D ie heiße Tasse Tee in Rouvens Händen gab ihm ein Gefühl von Echtheit, von Realität. Sodass er sicher sein konnte, nicht etwa zu träumen. Es war schwer, all das zu glauben, was um ihn herum geschah.
    Mathida goss sich ebenfalls von dem Tee in eine ihrer Porzellan-Tassen, auf denen sich ähnliche Muster und Farben befanden wie auf ihrem Kleid. »Es tut so gut zu wissen, dass Tabitha hier bei uns ist«, sagte sie.

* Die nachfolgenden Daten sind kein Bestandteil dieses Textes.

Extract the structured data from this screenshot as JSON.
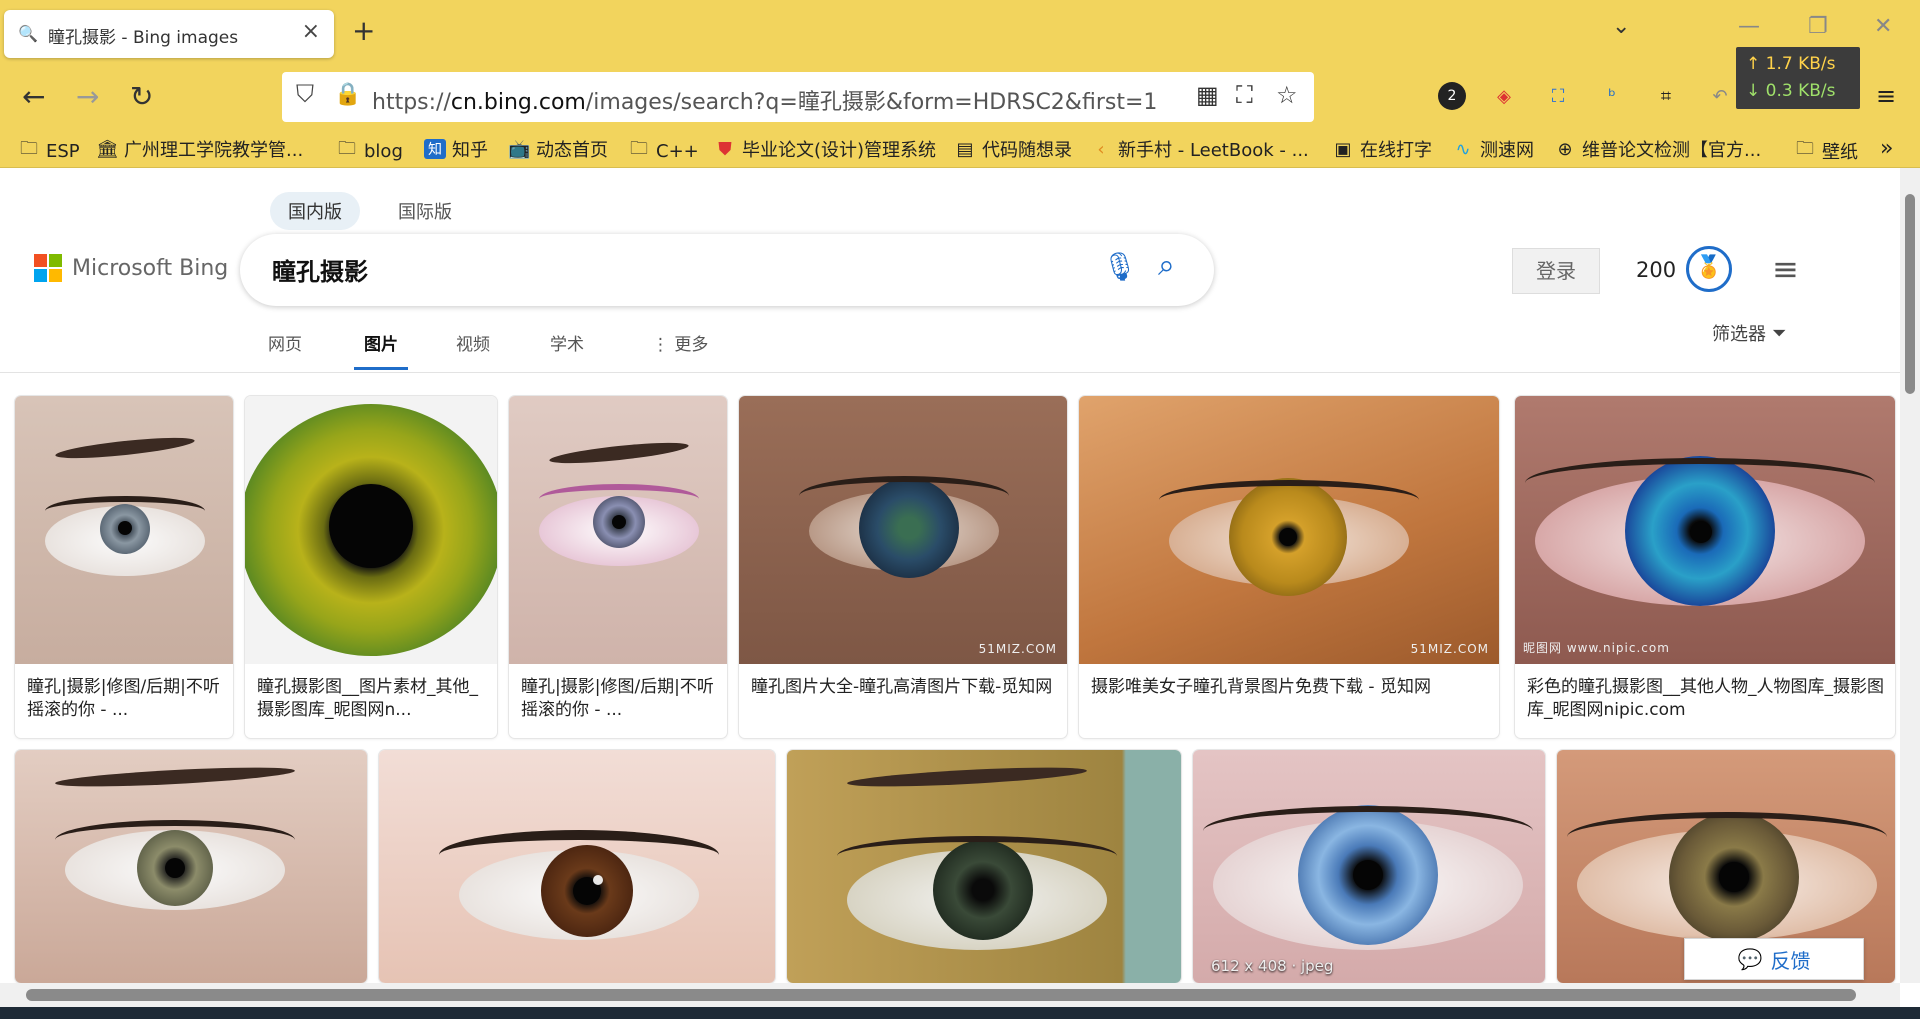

    Für Rouven war nun die Zeit gekommen, Fragen zu stellen. »Wie kommt es, dass ich Tabitha sehen und hören kann, und Sie nicht?«
    »Was ich dir nun erzähle, das muss in deinen Ohren völlig absurd klingen. Dennoch: Es heißt, dass es Welten gibt, die zwischen unseren Welten existieren.«
    »Sie meinen so etwas wie eine Geisterwelt?«
    »Bestimmt hast du schon einmal gehört, dass Menschen, die noch etwas unerledigt haben, nach ihrem Tod an unsere Welt gebunden bleiben. Sie verwandeln sich. Sie leben in einer Art Zwischenwelt, zwischen Tod und Leben. Sag ruhig Geister dazu, wenn es dir hilft. Diese Menschen leiden.«
    Rouven sah zu Tabitha, die neben ihm auf dem Sofa saß und aufmerksam zuhörte.
    »Für Tabitha trifft das zu«, sagte Rouven. »Sie leidet wirklich unter dieser furchtbaren Situation. Aber noch einmal: Warum kann ich sie sehen und andere nicht?«
    »Dafür gibt es nur eine Erklärung«, erwiderte Mathida. »Und sie wird dir nicht gefallen.«
    »So?« Rouven dachte nach. »Welche?«
    »Ahnst du es nicht?«
    Rouven wurde unruhig. »Es hat mit mir zu tun, oder?«
    Mathida griff nach seiner Hand. »Ganz sicher. Du kannst sie sehen, weil ihr Tod unmittelbar mit deinem Leben zusammenhängt.«
    Rouven zog seine Hand zurück. Mathidas Worte trafen ihn tief, auch wenn er so etwas bereits geahnt hatte. Er erhob sich von seinem Platz und ging zum Fenster. Im Hinterhof konnte er ein Mädchen beobachten, wie es mit einem riesigen Hund schmuste. Die ganze Szene wirkte so unbelastet. So sorgenfrei. Leben tauschen, schoss es Rouven in den Sinn. Seines gegen das des Mädchens. Dann wäre all das vorbei.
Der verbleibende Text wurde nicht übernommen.